Some recreation needs, by their very nature cannot be accommodated in an urban area. The acceptability of countryside recreation activities depends upon the effect of the proposal on the environment including nature conservation and man-made heritage; the effect on the physical appearance of the land, the scale of any associated or ancillary built development, and access and parking arrangements.
The long term existence of countryside recreation activities depends upon the existence of finite 'natural' resources. It is important to ensure that recreational activities are generally sustainable in that they do not conflict with the overriding requirement to preserve and enhance the environment for future generations.
Government policy has sought to encourage diversification in the use of agricultural land. This has generated proposals for the change of use of open land to sports and leisure activities. Some of these recreational uses can be located on the urban edge where they can help to define the town and contribute to its setting and also assist environmental improvements in degraded areas.

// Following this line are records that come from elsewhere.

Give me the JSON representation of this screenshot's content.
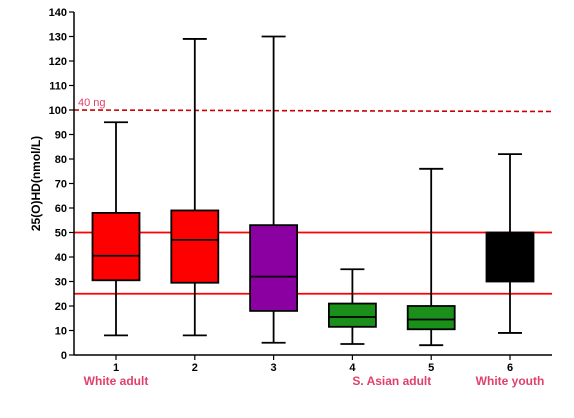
{
  "chart_data": {
    "type": "box",
    "ylabel": "25(O)HD(nmol/L)",
    "ylim": [
      0,
      140
    ],
    "yticks": [
      0,
      10,
      20,
      30,
      40,
      50,
      60,
      70,
      80,
      90,
      100,
      110,
      120,
      130,
      140
    ],
    "categories": [
      "1",
      "2",
      "3",
      "4",
      "5",
      "6"
    ],
    "boxes": [
      {
        "category": "1",
        "min": 8,
        "q1": 30.5,
        "median": 40.5,
        "q3": 58,
        "max": 95,
        "color": "#ff0000"
      },
      {
        "category": "2",
        "min": 8,
        "q1": 29.5,
        "median": 47,
        "q3": 59,
        "max": 129,
        "color": "#ff0000"
      },
      {
        "category": "3",
        "min": 5,
        "q1": 18,
        "median": 32,
        "q3": 53,
        "max": 130,
        "color": "#8b00a0"
      },
      {
        "category": "4",
        "min": 4.5,
        "q1": 11.5,
        "median": 15.5,
        "q3": 21,
        "max": 35,
        "color": "#1a8f1a"
      },
      {
        "category": "5",
        "min": 4,
        "q1": 10.5,
        "median": 14.5,
        "q3": 20,
        "max": 76,
        "color": "#1a8f1a"
      },
      {
        "category": "6",
        "min": 9,
        "q1": 30,
        "median": 49.5,
        "q3": 50,
        "max": 82,
        "color": "#000000"
      }
    ],
    "reference_lines": [
      {
        "y": 100,
        "style": "dashed",
        "color": "#cc0000",
        "label": "40 ng"
      },
      {
        "y": 50,
        "style": "solid",
        "color": "#ff0000",
        "label": ""
      },
      {
        "y": 25,
        "style": "solid",
        "color": "#ff0000",
        "label": ""
      }
    ],
    "group_labels": [
      {
        "text": "White adult",
        "category": "1"
      },
      {
        "text": "S. Asian adult",
        "category": "4.5"
      },
      {
        "text": "White youth",
        "category": "6"
      }
    ]
  }
}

Golf courses can provide for recreation, but they can also have a significant impact upon the countryside. They should be located and designed in harmony with the surrounding countryside and to conserve the natural environment. Each proposal should contain full details of the site and of the impact of the development proposed, including the effect on public rights of way. Any significant associated developments, such as hotels, will be considered on their merits. Special care will be taken in considering applications in or near Areas of Outstanding Natural Beauty, Areas of Special Scientific Interest, National Nature Reserves, Green Belts, Countryside Policy Areas and historic landscapes. The Department proposes to produce a Development Control Advice Note on Golf Courses providing advice on the planning criteria to be applied when an application for this form of development is being considered.
The keeping and riding of horses for recreational purposes is increasingly popular in many parts of the countryside also. Outdoor particaptory recreational uses such as riding schools will normally be considered appropriate in areas subject to policy restraint. Activities which relate to spectator sports such as show jumping will normally be inappropriate due to the scale and nature of the activity generated - see Policy AG 3
Outdoor recreational uses such as motor car and motorcycle racing, including trials, can be a major cause of contention with noise as the principal planning objection. The General Development Order allows for the temporary use of land for such activities for a period of 14 days in total in any calendar year. Where there is a clear demand for noisy sports activities it is important to identify suitable sites which will minimise conflicts with other uses. Criteria for the suitability of sites for regular use will include the potential impact of the activity on the site itself, on neighbouring land and land-use and on nearby occupiers as well as any other relevant environmental considerations.